Luna turned around to look at Ed again. "I was getting serious. It's hard to get serious when you've just had a piece of dinner on your head."

Ed could hardly believe the conversation he was having. "How on earth does blowing on me make you get serious?! I thought you were going to--!" Ed stopped. He couldn't finish the sentence.

Luna appeared to be confused. "What did you think I was going to do?"

"Nothing."

"Tell me."

"No."

"Your cheeks are pink."

"They are not."

"Are too."

"Are not. Besides, it's dark out. You can't even tell."

"I can tell."

"Can not."

"Lumos."

"What the heck—!"

"Your cheeks are pink!"

"Shut up." Ed turned away, embarrassed.

"You didn't answer my question. Are you my friend?"

Ed looked down at the strange, small, white haired, big eyed girl holding a glowing stick. The pale light cast by the wand cast eerie shadows across the lawn. "Yeah, sure. Whatever."

Luna smiled. "Then come with me. I have something to show you."

She turned and scampered skillfully down the grass toward a marshy-looking area, leaving Ed on the top of the hill.

Ed watched her for a moment. "Ah, what the heck," he muttered, and followed.


Well, there it is. Chapter three. I liked the end of this chapter better than the beginning. Heehee...how many of you thought she was going to kiss him?

Haha.

Thanks to everyone who has reviewed so far. I love it. iMuchas, muchas gracias! It makes me feel so much more like writing!

Now for my questions. Is it moving too fast? Too slow? Do you understand who's talking at all times? Are some attempts at humor so completely obvious they make you want to pull out your eyes and send me a review? I realize the serious/Sirius line has been used way too many times. Sorry. It just fit so perfectly. I actually didn't realize it until I read over the second time and I just had to add it.

Mr. Weasley and Ed got off to a great start, don't you think?

A few more things.

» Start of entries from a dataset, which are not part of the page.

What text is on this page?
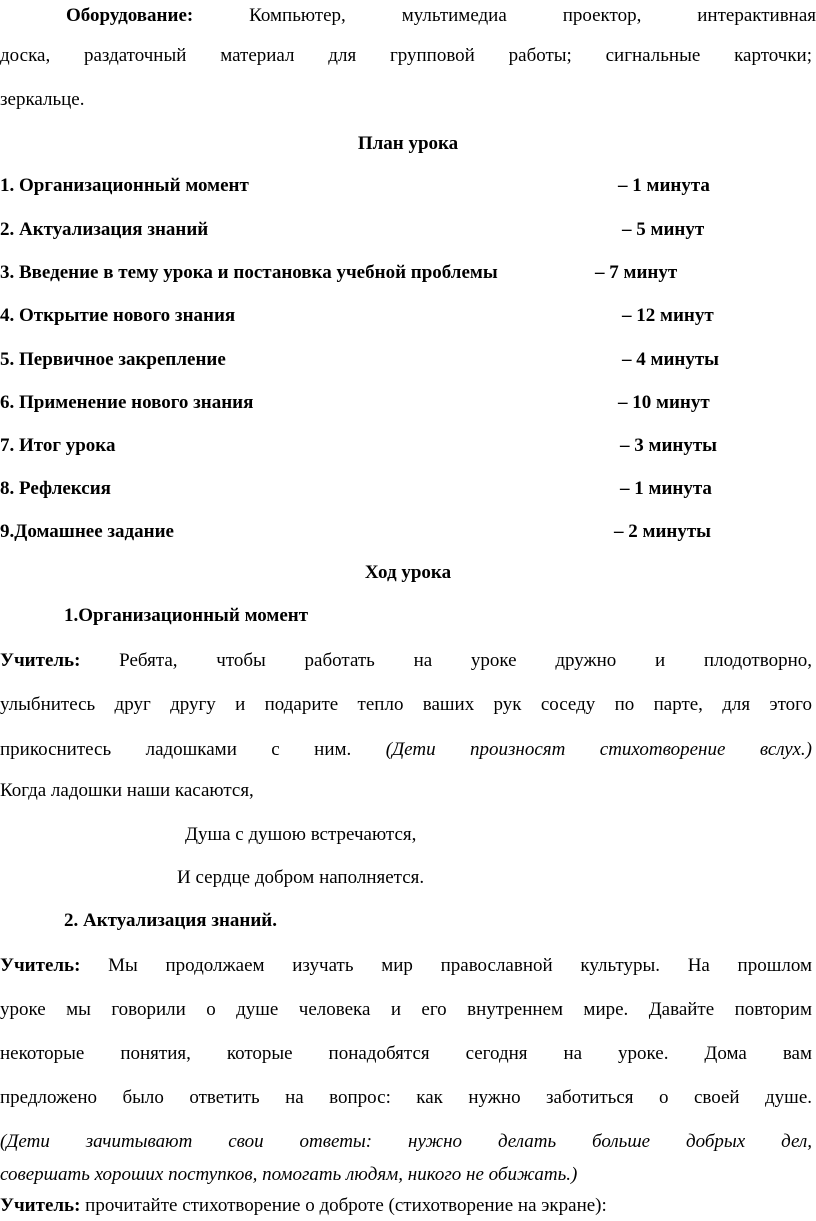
Оборудование:	Компьютер, мультимедиа проектор, интерактивная
доска, раздаточный материал для групповой работы; сигнальные карточки;
зеркальце.
План урока
1. Организационный момент	– 1 минута
2. Актуализация знаний	– 5 минут
3. Введение в тему урока и постановка учебной проблемы	– 7 минут
4. Открытие нового знания	– 12 минут
5. Первичное закрепление	– 4 минуты
6. Применение нового знания	– 10 минут
7. Итог урока	– 3 минуты
8. Рефлексия	– 1 минута
9.Домашнее задание	– 2 минуты
Ход урока
1.Организационный момент
Учитель: Ребята, чтобы работать на уроке дружно и плодотворно,
улыбнитесь друг другу и подарите тепло ваших рук соседу по парте, для этого
прикоснитесь ладошками с ним. (Дети произносят стихотворение вслух.)
Когда ладошки наши касаются,
Душа с душою встречаются,
И сердце добром наполняется.
2. Актуализация знаний.
Учитель: Мы продолжаем изучать мир православной культуры. На прошлом
уроке мы говорили о душе человека и его внутреннем мире. Давайте повторим
некоторые понятия, которые понадобятся сегодня на уроке. Дома вам
предложено было ответить на вопрос: как нужно заботиться о своей душе.
(Дети зачитывают свои ответы: нужно делать больше добрых дел,
совершать хороших поступков, помогать людям, никого не обижать.)
Учитель: прочитайте стихотворение о доброте (стихотворение на экране):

I've decided on a basic storyline, and I know whether or not Ed's going to have alchemy/wizard powers. Thanks to all those who gave their opinions of the subject! And another thing--I live off of spellcheck. I know which words I want to use, and most of the time I don't know how to spell them. I generally end up using the wrong form or the wrong number or "r"s or something like that. If you notice something, please tell me. Thank you to those of you who have mentioned these things already. I spelling/grammar errors when I'm reading fanfiction, so I want to make it better for you guys as well.

Thanks again for the reviews!

Hugs, kisses, and many anime boys in your room when you wake up in the morning--

churu

-edit- My parent's computer has this really annoying filter on it that takes out words and stuff that if deems "inappropriate." 'Witch' and 'red-headed' were some of them. It took them out of my stinking story!!

Grrrrr...so now I'm on my sister's. I hope this works this time. Sorry, sorry, sorry!!